Table 2 Correlations between MD and the mean LA at the vertical meridian

Multivariable linear regression analysis showed that MD was positively associated with the mean SA at the vertical meridian (B = 1.956; P < 0.001; Additional file 1: Table S3) after adjusting for the age, height, AL and corneal curvature. The results of the regression analysis in eyes with non-pathological myopia and pathological myopia are shown in Additional file 1: Table S3. The results indicate that MD is not significantly affected by SA at the vertical meridian in eyes with non-pathological myopia. The impact of SA on visual function in eyes with pathological myopia is approximately three times greater than in all highly myopic eyes.
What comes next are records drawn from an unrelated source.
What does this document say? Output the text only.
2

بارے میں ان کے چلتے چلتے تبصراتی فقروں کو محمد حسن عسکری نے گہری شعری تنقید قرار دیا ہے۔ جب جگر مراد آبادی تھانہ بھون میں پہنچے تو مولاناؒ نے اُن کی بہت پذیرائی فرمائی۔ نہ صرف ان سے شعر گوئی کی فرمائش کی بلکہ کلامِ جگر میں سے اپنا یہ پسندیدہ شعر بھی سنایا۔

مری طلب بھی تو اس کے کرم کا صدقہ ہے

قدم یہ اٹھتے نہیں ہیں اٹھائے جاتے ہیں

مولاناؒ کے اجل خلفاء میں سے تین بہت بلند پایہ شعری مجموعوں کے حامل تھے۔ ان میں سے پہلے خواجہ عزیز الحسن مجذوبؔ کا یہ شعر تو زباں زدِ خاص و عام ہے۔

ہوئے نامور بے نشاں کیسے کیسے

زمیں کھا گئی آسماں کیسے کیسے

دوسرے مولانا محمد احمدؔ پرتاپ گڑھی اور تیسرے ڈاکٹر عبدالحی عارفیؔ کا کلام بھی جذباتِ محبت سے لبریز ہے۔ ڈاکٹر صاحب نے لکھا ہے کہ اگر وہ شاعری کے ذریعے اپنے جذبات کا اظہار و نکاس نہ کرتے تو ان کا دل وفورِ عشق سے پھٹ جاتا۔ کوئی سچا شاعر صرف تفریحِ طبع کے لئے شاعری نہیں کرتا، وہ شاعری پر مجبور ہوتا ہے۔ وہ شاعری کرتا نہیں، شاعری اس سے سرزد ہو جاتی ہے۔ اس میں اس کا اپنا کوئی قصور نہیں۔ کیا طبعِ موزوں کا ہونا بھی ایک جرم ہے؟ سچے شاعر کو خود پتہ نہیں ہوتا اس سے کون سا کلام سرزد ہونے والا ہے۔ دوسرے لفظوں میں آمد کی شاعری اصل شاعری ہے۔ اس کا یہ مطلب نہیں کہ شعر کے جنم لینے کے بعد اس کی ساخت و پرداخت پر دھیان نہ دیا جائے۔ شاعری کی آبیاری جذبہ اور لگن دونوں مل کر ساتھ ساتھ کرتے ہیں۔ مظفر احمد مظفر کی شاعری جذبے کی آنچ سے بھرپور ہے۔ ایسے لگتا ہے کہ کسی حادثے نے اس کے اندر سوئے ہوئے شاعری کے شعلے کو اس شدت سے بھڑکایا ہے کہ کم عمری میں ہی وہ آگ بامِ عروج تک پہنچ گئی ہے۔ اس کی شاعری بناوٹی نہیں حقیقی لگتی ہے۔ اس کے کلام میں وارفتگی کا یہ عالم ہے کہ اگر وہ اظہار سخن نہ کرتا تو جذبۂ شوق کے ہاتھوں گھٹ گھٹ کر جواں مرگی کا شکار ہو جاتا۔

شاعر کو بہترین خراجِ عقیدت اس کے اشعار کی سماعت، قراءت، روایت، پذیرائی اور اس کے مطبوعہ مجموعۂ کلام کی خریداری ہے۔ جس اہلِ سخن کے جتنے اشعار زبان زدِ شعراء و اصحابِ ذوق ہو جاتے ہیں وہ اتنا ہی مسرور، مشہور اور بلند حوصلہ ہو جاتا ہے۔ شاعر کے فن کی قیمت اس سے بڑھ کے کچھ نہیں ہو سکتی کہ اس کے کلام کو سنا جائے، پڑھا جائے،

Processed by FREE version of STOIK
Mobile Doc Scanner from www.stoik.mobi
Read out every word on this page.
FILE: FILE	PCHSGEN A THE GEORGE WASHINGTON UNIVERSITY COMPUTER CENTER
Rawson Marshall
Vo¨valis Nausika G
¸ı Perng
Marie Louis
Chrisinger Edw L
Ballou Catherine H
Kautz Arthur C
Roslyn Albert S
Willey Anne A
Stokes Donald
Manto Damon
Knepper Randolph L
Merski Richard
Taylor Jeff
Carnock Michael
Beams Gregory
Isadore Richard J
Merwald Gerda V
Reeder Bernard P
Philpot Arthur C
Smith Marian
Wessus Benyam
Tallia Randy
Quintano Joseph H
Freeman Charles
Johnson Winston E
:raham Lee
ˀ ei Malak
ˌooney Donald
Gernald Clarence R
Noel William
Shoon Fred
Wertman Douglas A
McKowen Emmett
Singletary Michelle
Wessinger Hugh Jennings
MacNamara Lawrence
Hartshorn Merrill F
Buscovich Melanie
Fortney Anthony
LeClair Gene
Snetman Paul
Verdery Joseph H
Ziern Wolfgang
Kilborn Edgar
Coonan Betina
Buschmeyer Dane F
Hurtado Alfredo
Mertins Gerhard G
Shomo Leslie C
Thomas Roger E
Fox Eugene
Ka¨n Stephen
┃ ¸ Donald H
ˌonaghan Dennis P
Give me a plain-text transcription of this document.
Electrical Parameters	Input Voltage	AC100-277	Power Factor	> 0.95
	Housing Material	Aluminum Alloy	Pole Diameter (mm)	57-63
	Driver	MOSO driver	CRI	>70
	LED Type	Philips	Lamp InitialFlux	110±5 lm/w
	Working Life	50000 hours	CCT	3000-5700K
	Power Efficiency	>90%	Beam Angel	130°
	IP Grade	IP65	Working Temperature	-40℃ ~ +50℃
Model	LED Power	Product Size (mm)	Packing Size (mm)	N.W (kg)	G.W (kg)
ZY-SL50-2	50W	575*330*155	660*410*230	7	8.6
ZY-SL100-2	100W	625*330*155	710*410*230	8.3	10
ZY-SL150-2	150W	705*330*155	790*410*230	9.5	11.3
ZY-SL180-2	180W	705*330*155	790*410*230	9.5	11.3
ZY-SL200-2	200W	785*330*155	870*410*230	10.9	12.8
Cut-off values of choroidal parameters to classify pathological myopia

ROC curve analysis was performed to determine the optimal ChT, LA and SA value that will aid in diagnosing pathological myopia at different locations (Fig. 5) in the overall population (Table 3). The optimal ChT to diagnose pathological myopia was 82.4 µm in the N2 region [area under the curve (AUC), 0.916; sensitivity, 89.5%; specificity, 78.5%], and 145.5 µm at the vertical meridian (AUC, 0.899; sensitivity, 84.2%; specificity, 80.4%). The optimal LA to diagnose pathological myopia was 0.076 mm2 in the N2 region (AUC, 0.908; sensitivity, 89.1%; specificity, 78.6%), and 0.528 mm2 at the vertical meridian (AUC, 0.890; sensitivity, 85.0%; specificity, 80.2%). The optimal SA to diagnose pathological myopia was 0.049 mm2 in the N2 region (AUC, 0.895; sensitivity, 89.1%; specificity, 75.5%), and 0.325 mm2 at the vertical meridian (AUC, 0.901; sensitivity, 80.6%; specificity, 83.6%).

Fig. 5

ROC curve analysis of optimal ChT, LA, and SA to diagnose pathological myopia. a ChT in different regions to diagnose pathological myopia; b LA in different regions to diagnose pathological myopia; c SA in different regions to diagnose pathological myopia. ROC, receiver operating characteristic; ChT, choroidal thickness; LA, luminal area; SA, stromal area; V, vertical; H, horizontal

Table 3 Optimal cut-off values of ChT, LA, and SA to classify pathological myopia using ROC curve analysis

The values of choroidal parameters at the vertical meridian and the N2 region had better performance in diagnosing pathological myopia for the overall participants. There were also significant differences in choroidal parameters at the vertical meridian and N2 region among different age groups after adjusting for AL (Additional file 1: Table S4). Therefore, we calculated the cut-off values for these two regions in each age group (Table 3). In patients aged ≤ 40 years, the cut-off values for ChT, LA, and SA in the N2 region exhibited higher Youden indexes. Conversely, in patients aged between 40 and 60 years, the cut-off values for ChT, LA, and SA at the vertical meridian showed higher Youden indexes.